The harvest of traditional roots and tubers – yam, manioc and sweet potatoes – was also smaller, their joint report said.

"After so many years of war, living conditions for most Burundians are very harsh and this drought is creating additional pressure on an already deeply impoverished people," said WFP's Zlatan Milisic.

Food shortages are particularly acute in Burundi's "food basket," the provinces in the north, northeast and central parts of the country, the report said.

In these provinces, families have already resorted to selling their livestock and other assets, including the roofs of their houses, as well as migrating in search of casual labour, or seeking alternative sources of food, it said.

Food insecurity has been worsening ever since the war broke out in 1993, damaging or destroying infrastructure, preventing the free movement of people and devastating the economy. According to WFP's food security survey last September, 16 per cent of Burundi's 7.6 million people have been chronically short of food, while 68 per cent have been living on the brink of chronic food shortages.

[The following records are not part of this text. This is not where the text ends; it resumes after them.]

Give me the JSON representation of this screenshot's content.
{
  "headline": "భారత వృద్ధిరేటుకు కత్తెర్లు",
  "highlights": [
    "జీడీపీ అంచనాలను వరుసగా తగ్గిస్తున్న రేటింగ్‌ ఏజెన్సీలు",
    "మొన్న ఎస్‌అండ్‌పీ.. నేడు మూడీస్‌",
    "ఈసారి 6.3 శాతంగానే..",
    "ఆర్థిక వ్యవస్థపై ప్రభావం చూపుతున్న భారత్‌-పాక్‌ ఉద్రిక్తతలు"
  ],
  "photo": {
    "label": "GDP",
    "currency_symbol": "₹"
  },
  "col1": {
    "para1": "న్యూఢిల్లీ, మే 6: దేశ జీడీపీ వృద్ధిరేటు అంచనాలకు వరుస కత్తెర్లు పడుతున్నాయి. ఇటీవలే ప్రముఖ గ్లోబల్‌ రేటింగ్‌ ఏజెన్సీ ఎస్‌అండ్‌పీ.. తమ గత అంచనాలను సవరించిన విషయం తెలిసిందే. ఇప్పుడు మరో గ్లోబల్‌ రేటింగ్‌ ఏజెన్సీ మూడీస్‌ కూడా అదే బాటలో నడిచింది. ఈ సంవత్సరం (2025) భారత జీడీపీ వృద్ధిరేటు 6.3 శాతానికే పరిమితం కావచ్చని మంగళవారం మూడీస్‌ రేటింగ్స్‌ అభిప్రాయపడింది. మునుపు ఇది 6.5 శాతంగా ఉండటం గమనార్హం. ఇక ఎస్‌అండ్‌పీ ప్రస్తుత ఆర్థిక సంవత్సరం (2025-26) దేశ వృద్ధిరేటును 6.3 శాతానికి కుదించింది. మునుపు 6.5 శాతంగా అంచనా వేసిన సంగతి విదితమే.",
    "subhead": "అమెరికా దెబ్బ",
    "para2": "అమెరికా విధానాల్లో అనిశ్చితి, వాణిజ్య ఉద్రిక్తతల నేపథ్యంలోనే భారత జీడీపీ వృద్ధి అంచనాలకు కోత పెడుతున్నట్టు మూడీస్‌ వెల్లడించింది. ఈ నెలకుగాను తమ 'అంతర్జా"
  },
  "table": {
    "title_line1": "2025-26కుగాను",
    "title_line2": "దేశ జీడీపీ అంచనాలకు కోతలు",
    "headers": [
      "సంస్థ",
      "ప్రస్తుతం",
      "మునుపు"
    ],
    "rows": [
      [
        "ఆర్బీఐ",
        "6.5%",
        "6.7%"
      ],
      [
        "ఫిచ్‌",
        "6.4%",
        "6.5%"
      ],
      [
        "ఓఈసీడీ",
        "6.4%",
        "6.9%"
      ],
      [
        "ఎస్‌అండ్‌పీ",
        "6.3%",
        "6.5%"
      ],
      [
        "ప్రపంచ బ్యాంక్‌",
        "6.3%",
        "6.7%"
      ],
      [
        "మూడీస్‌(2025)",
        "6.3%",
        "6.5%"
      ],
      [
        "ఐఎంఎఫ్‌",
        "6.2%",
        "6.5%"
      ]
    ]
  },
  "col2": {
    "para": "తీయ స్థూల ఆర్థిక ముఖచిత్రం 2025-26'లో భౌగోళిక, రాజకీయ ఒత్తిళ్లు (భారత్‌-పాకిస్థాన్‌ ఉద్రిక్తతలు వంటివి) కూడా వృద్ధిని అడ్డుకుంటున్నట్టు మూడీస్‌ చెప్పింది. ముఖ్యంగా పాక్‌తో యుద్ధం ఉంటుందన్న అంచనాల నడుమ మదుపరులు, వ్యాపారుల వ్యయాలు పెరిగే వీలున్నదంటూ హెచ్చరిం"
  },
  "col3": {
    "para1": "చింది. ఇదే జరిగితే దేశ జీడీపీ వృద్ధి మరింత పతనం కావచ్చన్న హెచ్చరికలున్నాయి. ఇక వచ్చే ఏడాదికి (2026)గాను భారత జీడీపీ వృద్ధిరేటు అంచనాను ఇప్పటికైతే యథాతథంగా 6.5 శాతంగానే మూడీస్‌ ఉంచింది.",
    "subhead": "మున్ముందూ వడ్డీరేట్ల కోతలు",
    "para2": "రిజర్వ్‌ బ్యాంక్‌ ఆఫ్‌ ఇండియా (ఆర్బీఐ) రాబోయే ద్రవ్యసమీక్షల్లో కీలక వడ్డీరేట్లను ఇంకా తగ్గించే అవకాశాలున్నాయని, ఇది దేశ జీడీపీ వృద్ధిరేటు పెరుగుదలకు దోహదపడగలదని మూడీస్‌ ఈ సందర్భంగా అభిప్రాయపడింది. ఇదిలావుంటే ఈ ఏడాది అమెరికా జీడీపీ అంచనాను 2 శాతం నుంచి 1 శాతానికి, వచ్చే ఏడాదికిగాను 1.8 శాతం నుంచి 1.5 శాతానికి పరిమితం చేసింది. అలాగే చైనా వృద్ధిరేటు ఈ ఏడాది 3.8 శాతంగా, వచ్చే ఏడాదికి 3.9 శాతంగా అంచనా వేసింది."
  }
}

"To mitigate the impact of the gradual disappearance of cassava, the main inter-season crop, in certain provinces, FAO has embarked on a B-carotene-rich sweet potato cutting and healthy cassava material rapid propagation programme for 120,000 households," said FAO's Mustafa S. Cassama.

FAO also intended to run a propagation programme for a modified stem crop, taro, using indexed in vitro plant materials, he said.